Abstract

The aim of this study was to define the role of papillary muscles (PAPs) in post-infarction ventricular arrhythmias. Papillary muscles have been implicated in arrhythmogenesis; however, their role in post-infarction ventricular arrhythmias has not been well-defined. In a series of 9 patients (age 65 +/- 9 years, ejection fraction 0.36 +/- 0.1) with post-infarction ventricular arrhythmias, electroanatomic mapping in conjunction with intracardiac echocardiography demonstrated that 1 of the PAPs was involved in the arrhythmia. Magnetic resonance imaging with delayed enhancement (DEMRI) was performed in all patients without contraindications.
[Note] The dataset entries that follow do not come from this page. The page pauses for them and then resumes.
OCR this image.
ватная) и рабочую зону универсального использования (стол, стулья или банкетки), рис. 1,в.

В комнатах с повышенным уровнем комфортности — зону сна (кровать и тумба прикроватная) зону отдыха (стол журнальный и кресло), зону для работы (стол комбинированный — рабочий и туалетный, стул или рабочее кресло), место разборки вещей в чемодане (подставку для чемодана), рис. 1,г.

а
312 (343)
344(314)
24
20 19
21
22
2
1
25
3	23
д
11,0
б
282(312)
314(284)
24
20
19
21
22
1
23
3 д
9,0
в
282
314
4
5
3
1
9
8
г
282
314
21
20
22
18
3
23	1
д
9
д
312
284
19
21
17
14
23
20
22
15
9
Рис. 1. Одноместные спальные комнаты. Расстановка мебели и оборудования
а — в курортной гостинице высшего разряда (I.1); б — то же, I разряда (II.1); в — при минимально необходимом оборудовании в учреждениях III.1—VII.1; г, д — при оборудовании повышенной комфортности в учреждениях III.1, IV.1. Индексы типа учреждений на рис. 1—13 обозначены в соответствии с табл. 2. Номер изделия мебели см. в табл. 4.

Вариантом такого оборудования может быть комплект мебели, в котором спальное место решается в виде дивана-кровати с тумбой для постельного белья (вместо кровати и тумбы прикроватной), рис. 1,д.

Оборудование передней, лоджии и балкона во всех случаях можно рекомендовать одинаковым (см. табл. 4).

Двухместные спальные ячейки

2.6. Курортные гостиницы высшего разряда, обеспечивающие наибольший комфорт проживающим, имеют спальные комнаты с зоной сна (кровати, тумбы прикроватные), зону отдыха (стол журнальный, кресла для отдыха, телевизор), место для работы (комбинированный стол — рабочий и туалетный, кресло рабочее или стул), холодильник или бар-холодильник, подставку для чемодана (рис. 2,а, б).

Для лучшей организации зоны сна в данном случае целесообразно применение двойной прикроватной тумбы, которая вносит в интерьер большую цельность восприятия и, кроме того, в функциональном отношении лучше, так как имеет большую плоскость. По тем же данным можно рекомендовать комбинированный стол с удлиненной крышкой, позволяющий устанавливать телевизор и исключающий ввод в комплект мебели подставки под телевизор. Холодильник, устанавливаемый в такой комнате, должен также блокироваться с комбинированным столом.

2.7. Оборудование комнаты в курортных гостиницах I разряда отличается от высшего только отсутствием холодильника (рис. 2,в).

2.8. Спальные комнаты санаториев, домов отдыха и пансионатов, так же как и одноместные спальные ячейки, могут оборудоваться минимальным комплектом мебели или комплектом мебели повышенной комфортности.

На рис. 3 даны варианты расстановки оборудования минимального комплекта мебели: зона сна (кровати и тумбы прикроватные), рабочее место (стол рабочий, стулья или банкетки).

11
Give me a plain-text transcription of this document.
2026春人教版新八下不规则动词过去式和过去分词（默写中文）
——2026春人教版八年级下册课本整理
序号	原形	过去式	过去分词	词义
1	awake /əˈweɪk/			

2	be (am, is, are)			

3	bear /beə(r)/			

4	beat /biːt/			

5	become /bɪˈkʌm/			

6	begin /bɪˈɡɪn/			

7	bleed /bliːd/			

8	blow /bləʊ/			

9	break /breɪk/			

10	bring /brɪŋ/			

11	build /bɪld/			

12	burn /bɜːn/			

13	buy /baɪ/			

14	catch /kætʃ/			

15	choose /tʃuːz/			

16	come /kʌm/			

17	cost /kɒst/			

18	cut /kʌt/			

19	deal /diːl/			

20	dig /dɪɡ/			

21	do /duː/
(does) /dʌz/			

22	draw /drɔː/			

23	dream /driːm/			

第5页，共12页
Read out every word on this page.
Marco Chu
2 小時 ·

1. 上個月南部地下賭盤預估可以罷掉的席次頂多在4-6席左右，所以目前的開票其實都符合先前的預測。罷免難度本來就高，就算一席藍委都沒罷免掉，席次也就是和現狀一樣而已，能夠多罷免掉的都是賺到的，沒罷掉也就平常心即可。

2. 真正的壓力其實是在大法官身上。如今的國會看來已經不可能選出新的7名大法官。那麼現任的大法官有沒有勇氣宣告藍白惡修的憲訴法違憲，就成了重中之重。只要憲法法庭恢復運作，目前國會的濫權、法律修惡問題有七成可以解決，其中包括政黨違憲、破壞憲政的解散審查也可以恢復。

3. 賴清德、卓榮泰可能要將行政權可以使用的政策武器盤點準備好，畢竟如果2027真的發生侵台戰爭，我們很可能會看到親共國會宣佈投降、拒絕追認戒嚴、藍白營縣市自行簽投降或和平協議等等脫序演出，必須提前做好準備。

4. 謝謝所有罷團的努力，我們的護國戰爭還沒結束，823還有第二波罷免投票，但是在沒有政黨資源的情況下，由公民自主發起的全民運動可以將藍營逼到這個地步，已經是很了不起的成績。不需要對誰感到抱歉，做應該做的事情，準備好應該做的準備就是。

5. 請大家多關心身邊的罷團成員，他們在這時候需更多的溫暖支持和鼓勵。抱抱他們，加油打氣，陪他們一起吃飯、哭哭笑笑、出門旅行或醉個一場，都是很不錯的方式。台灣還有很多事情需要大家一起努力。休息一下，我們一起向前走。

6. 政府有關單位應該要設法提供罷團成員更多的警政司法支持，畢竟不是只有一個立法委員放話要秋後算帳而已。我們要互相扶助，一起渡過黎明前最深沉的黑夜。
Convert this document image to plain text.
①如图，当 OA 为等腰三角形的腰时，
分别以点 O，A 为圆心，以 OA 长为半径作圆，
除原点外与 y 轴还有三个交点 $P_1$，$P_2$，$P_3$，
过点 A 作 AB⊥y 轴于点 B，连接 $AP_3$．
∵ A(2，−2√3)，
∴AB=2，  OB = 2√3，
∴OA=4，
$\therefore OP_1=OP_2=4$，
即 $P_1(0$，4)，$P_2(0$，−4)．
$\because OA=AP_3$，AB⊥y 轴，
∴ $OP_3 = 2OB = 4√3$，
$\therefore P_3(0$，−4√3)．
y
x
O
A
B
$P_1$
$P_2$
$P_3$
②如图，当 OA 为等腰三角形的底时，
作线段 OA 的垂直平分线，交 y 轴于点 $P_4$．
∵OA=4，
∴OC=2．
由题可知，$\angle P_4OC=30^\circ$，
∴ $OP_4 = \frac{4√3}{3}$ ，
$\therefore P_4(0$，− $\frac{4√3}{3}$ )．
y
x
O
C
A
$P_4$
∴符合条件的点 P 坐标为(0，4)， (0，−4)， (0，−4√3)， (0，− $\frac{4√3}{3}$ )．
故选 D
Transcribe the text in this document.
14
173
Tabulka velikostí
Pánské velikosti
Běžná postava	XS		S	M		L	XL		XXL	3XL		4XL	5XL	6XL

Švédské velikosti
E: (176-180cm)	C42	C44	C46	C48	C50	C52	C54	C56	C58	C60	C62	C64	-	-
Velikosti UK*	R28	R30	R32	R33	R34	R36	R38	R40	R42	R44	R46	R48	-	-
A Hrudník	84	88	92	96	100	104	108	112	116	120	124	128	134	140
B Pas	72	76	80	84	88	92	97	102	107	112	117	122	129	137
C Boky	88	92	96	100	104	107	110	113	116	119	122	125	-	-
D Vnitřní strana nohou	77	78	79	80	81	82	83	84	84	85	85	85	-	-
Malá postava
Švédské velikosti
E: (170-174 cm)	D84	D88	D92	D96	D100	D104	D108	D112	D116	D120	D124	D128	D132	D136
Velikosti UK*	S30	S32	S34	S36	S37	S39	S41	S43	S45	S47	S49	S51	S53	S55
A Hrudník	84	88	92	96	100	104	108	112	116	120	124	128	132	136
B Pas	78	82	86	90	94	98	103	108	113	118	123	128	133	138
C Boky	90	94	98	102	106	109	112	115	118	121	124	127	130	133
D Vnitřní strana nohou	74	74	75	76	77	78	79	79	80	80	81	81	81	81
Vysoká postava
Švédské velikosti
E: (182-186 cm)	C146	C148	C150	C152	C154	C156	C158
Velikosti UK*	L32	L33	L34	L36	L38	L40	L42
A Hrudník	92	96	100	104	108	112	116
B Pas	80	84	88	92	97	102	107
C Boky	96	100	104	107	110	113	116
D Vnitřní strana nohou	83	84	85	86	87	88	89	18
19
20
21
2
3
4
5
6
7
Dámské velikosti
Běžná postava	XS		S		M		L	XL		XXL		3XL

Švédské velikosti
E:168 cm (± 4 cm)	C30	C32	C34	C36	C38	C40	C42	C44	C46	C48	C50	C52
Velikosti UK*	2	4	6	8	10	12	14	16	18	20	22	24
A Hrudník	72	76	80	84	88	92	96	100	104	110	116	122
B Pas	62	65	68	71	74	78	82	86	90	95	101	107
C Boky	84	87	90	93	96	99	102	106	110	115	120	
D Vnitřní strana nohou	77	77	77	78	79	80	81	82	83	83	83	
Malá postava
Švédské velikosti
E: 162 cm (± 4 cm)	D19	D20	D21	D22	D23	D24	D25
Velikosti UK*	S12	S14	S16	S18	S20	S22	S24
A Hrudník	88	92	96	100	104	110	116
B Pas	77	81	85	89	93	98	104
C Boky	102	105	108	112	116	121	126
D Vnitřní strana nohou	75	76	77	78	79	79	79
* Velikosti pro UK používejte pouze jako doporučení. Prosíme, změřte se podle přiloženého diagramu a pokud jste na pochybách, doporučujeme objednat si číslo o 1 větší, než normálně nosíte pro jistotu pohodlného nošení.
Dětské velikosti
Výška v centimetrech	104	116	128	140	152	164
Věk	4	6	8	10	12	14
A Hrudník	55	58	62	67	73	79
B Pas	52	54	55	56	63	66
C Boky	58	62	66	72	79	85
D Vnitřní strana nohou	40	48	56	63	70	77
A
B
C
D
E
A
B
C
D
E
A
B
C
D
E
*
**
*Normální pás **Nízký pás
A consecutive series of 9 patients (age 64 +/- 8 years, ejection fraction 0.32 +/- 0.14) with ventricular arrhythmias that did not originate from the PAP served as a control group and also underwent DEMRI. Heterogeneous uptake of gadolinium during magnetic resonance imaging was observed more frequently in arrhythmogenic PAPs than in PAPs that were not involved in ventricular arrhythmias (p = 0.01). The PAPs in the control patients did not take up contrast or show homogeneous contrast uptake. Radiofrequency ablation eliminated all arrhythmias originating from PAPs. Echocardiography after the ablation showed no new or worsened mitral regurgitation. Papillary muscles that lie within an infarct zone might give rise to ventricular arrhythmias. Heterogeneous uptake of gadolinium in magnetic resonance images might be predictive of arrhythmogenic PAPs. Radiofrequency catheter ablation of ventricular tachycardia and ventricular ectopy arising in a PAP has a high success rate.